Project Dare to create 365 +

Sisters Barbara Keresztesi and Judith Keresztesi in Budapest, Hungary are making Project Dare to create 365 +. Barbara explains, "We make a mini art or DIY show every day. I use any kind of materials I find around me, food, fabric, recycled materials, paint. I set just one standing rule in the beginning: I must create something original once a week, on the other six days I rethink or remake ideas other artists already figured out. My sister Judit joined my project, she writes an introduction to my daily creation, and she writes a mini-novel weekly."


Why did you Decide to do this project? I decided to start this project, because I was stuck on many levels, but mostly on my creative level. On the 30th of March, we moved in our new apartment, and I felt awesome. The different place created a different mindset, I was full of go, and I didn’t want to lose it. That time my sister was watching the movie Julie and Julia all the time. I had absolutely no idea why she was doing that and she didn’t know it either. After a while she moved further and started searching for more information about Julie Powel and the way she blogged and cooked her way through one year of her life. I wasn’t particularly happy about the idea of committing myself to doing something compulsory every day, but a little later she presented Lawrence Dai Julie/Julia Project and I found the concept witty. She went on looking and eventually came across your site "make something 365, and get unstuck." That was on the 20th of March and we started the program on the 1st of April. I'm a Hungarian gal, I’m blogging in Hungarian. This is my day 109.



How has doing a yearlong / daily project Affected Your Life? I am not even halfway done yet, but I think I wouldn’t recognize the person I was a hundred days ago. Immanuel Kant said: "Happiness is like palaces in fairy tales those whose gates are guarded by dragons: we must fight in order to conquer it." In the past three months I became a conqueror I think.  I always thought I had detailed plans I just somehow couldn’t accomplish them due to circumstances beyond my control.  The 365 day experiment taught me that I didn’t know anything about time. I had no idea that in one day there were only 24 hours. In my professional life I work with digital information, but I always knew I had something to do with three dimensional art, and so I was piling up thing like paint, empty bottles, old newspapers, canvas, fabric, buttons etc. and stored them in endless rows of boxes for years. Without this program I wouldn’t have been able to learn how actually I can create something real.
I work with my sister Judit. We were always close, we thought working together would be easy. But we didn’t know that the kind of physical and social nearness this project required could have turned out to be a disaster. It hasn’t so far. We fought a lot during the first 40 days, mostly because I was too impulsive and she was too controlling. Finally I admitted I needed to have a closer look at project management charts, and Gantt-diagrams, had to learn how to make a plan properly.  At the same time she accepted, she couldn’t possibly control everything and probably sometimes we survived a situation despite the fact she kept everything under control. So we started negotiating, became much more emphatic, honest and polite to each other.

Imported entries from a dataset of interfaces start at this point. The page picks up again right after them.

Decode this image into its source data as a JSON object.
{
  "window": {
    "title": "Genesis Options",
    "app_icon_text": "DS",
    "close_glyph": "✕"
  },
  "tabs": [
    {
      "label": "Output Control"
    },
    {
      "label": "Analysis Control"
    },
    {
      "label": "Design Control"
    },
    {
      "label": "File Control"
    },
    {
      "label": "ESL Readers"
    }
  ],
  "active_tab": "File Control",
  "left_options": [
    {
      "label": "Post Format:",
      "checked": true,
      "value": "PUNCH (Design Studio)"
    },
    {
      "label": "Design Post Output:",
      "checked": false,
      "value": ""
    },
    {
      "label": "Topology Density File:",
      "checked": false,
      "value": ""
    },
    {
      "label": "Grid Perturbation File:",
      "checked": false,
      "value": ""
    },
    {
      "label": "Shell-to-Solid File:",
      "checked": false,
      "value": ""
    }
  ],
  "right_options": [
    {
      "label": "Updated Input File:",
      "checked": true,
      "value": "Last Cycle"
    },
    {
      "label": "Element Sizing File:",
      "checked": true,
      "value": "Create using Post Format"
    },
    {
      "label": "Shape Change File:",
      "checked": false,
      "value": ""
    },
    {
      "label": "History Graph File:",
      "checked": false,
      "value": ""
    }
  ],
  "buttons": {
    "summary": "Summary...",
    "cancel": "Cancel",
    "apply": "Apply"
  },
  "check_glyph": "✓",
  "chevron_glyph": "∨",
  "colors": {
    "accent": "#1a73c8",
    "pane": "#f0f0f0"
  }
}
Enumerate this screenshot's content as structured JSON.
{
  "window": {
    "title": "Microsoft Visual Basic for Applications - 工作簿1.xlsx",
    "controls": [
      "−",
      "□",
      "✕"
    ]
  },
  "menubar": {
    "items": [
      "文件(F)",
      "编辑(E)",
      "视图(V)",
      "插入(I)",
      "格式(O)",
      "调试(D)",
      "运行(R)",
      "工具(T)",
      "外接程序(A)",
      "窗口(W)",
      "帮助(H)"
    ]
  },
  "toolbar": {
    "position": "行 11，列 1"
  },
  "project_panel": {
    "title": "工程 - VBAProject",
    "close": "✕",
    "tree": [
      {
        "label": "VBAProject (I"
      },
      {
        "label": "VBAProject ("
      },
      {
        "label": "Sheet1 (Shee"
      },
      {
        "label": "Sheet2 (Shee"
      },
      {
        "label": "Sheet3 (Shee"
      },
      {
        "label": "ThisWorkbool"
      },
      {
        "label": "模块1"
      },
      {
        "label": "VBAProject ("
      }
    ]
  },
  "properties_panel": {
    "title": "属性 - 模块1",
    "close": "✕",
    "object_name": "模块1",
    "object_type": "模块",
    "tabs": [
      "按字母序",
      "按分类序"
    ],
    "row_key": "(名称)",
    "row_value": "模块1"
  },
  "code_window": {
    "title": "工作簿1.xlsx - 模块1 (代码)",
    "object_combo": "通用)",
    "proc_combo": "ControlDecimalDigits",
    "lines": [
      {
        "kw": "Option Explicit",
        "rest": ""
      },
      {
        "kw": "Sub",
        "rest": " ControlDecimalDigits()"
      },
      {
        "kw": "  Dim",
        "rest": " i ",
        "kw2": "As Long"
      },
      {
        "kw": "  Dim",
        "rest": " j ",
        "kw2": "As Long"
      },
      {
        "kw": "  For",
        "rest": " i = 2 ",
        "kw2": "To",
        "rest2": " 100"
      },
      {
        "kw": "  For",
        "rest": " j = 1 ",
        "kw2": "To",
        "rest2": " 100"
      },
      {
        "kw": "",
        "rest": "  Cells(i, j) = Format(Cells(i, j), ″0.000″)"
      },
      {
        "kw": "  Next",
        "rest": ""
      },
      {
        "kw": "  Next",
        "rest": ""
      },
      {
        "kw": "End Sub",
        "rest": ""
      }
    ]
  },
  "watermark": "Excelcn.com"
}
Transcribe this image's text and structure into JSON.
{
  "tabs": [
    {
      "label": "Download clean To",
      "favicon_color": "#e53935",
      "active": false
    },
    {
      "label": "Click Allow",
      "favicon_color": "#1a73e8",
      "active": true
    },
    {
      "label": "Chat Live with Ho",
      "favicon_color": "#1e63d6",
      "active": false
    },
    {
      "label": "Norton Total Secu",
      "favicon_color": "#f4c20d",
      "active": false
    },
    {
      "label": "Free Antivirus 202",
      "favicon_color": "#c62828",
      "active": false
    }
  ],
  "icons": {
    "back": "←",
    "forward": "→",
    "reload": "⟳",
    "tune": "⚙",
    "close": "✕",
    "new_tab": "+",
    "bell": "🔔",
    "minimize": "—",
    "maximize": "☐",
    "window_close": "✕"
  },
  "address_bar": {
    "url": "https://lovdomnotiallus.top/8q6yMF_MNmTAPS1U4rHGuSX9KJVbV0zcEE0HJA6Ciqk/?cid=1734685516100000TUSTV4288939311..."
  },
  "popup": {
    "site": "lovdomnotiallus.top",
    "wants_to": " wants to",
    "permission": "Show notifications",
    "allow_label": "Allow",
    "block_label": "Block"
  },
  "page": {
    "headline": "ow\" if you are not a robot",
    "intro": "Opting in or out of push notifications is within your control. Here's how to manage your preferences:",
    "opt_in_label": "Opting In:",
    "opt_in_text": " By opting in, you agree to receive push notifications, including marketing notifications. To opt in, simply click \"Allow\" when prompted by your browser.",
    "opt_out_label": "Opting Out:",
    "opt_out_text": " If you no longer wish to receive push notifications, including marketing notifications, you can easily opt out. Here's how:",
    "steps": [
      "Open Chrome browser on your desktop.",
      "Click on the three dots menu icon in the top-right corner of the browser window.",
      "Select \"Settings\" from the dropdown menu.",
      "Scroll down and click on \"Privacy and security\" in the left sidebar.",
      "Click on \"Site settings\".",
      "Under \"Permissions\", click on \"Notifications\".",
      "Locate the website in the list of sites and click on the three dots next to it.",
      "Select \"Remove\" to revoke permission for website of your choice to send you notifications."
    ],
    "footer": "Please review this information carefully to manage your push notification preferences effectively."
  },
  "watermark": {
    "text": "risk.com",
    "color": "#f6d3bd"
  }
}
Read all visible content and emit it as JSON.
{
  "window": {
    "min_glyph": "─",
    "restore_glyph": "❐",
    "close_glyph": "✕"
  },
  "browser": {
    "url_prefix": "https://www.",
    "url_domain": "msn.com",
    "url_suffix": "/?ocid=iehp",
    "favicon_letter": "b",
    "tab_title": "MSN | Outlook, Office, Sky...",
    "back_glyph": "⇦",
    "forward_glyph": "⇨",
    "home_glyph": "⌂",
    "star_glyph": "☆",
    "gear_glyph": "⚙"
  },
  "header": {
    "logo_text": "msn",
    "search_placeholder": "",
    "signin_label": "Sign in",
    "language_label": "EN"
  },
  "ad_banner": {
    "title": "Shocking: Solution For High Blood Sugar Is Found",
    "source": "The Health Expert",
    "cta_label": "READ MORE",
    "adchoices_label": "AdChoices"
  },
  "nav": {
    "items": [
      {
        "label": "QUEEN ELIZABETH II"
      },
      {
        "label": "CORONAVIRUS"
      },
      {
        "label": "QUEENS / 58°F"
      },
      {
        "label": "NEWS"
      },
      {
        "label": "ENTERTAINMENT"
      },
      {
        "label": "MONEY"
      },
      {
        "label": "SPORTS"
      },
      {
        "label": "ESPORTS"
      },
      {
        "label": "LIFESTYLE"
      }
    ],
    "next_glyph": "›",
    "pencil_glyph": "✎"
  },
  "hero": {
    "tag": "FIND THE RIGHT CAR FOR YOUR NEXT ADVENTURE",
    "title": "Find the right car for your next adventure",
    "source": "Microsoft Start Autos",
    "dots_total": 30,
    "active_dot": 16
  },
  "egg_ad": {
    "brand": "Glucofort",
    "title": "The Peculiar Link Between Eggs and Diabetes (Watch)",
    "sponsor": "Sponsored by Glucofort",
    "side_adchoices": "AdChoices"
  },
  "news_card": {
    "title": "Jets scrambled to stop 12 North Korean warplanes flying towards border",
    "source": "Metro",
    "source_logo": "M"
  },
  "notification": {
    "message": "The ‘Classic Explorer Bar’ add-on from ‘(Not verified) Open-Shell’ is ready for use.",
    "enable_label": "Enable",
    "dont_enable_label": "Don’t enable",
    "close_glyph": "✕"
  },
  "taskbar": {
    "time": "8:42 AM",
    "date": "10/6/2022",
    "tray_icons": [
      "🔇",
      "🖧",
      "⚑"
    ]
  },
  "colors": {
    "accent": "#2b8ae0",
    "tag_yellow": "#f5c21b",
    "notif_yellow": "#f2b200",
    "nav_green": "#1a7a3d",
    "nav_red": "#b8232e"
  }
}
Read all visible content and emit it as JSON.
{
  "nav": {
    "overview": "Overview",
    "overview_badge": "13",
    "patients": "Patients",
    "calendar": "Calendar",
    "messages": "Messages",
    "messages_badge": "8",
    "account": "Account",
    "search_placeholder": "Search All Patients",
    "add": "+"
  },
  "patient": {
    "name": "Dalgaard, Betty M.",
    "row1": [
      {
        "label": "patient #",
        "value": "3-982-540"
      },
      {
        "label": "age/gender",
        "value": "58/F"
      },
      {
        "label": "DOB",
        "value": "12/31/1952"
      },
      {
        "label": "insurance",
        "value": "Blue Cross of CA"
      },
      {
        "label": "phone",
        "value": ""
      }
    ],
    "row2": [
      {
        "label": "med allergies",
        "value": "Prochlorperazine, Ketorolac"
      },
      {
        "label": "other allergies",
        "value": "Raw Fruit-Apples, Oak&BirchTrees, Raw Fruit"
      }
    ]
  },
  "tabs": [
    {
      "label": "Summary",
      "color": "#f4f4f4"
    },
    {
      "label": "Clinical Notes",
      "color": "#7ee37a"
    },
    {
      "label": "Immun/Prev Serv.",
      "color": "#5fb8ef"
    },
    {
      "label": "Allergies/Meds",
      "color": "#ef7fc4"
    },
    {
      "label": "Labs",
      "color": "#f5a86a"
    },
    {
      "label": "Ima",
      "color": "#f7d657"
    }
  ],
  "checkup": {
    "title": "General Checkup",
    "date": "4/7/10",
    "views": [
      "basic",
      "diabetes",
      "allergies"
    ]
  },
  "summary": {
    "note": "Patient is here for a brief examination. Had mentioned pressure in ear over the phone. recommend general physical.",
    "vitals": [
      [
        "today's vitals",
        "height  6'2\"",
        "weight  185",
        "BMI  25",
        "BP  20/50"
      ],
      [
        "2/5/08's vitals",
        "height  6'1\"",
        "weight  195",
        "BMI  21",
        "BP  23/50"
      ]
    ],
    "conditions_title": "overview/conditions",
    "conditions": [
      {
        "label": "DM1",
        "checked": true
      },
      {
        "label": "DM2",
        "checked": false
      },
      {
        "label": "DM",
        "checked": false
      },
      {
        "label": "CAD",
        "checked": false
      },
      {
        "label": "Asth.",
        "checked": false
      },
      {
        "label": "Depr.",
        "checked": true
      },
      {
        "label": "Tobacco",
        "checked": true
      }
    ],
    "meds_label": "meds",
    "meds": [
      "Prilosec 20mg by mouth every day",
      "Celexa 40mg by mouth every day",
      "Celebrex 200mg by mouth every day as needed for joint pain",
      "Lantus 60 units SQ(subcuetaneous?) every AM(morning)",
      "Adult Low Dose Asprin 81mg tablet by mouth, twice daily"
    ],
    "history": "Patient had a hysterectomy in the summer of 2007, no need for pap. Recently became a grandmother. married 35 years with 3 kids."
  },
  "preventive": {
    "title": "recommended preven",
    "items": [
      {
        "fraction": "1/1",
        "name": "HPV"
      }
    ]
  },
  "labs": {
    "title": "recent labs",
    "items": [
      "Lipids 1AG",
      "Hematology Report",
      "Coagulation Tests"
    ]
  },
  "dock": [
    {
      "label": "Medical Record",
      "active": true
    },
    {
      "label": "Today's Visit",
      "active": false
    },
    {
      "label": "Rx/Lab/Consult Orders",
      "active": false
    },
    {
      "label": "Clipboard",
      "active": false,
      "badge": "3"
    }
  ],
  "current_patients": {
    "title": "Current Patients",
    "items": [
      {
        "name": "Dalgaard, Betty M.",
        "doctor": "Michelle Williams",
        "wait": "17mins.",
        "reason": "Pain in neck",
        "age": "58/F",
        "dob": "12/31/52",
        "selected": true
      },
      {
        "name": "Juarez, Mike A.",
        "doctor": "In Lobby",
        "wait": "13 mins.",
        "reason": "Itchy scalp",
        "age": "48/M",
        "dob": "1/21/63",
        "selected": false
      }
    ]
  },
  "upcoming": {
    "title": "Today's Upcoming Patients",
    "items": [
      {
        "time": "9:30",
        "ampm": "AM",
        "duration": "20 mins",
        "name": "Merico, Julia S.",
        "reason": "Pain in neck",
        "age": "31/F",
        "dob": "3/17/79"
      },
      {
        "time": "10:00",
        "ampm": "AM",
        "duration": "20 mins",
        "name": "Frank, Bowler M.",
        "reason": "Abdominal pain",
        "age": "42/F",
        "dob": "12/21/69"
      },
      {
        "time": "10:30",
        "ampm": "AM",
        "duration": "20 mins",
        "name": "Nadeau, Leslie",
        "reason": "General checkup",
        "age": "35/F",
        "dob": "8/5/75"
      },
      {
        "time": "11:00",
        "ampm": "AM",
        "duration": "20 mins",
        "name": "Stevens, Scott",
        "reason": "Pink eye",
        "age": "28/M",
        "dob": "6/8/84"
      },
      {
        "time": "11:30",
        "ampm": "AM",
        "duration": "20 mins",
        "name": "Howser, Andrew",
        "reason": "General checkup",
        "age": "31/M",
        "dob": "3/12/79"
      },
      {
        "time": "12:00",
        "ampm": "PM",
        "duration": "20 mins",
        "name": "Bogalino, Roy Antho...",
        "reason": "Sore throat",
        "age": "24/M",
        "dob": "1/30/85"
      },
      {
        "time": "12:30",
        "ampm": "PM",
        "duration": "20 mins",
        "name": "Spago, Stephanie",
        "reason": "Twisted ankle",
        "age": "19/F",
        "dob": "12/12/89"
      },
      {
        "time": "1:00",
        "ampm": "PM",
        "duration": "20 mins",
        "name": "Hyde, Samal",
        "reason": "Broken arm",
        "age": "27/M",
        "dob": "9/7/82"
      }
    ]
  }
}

We’ve developed a sound cooperation system for our daily mini-show . Around the 50th day, my brother-in-law Fis joined the game too. Now there are three of us playing, and we call ourselves the production team. I do not know what is waiting for us at the end of the Dare to create 365 + project, but I must say, it is beginning to look a lot like the best thing ever happened to me so far.





See all of their creations HERE (in Hungarian) and HERE (Calendar with English Titles)



1 comment:

mim said...

What a terrific interview. I love what they said about being different after 100 days. I wish I read Hungarian!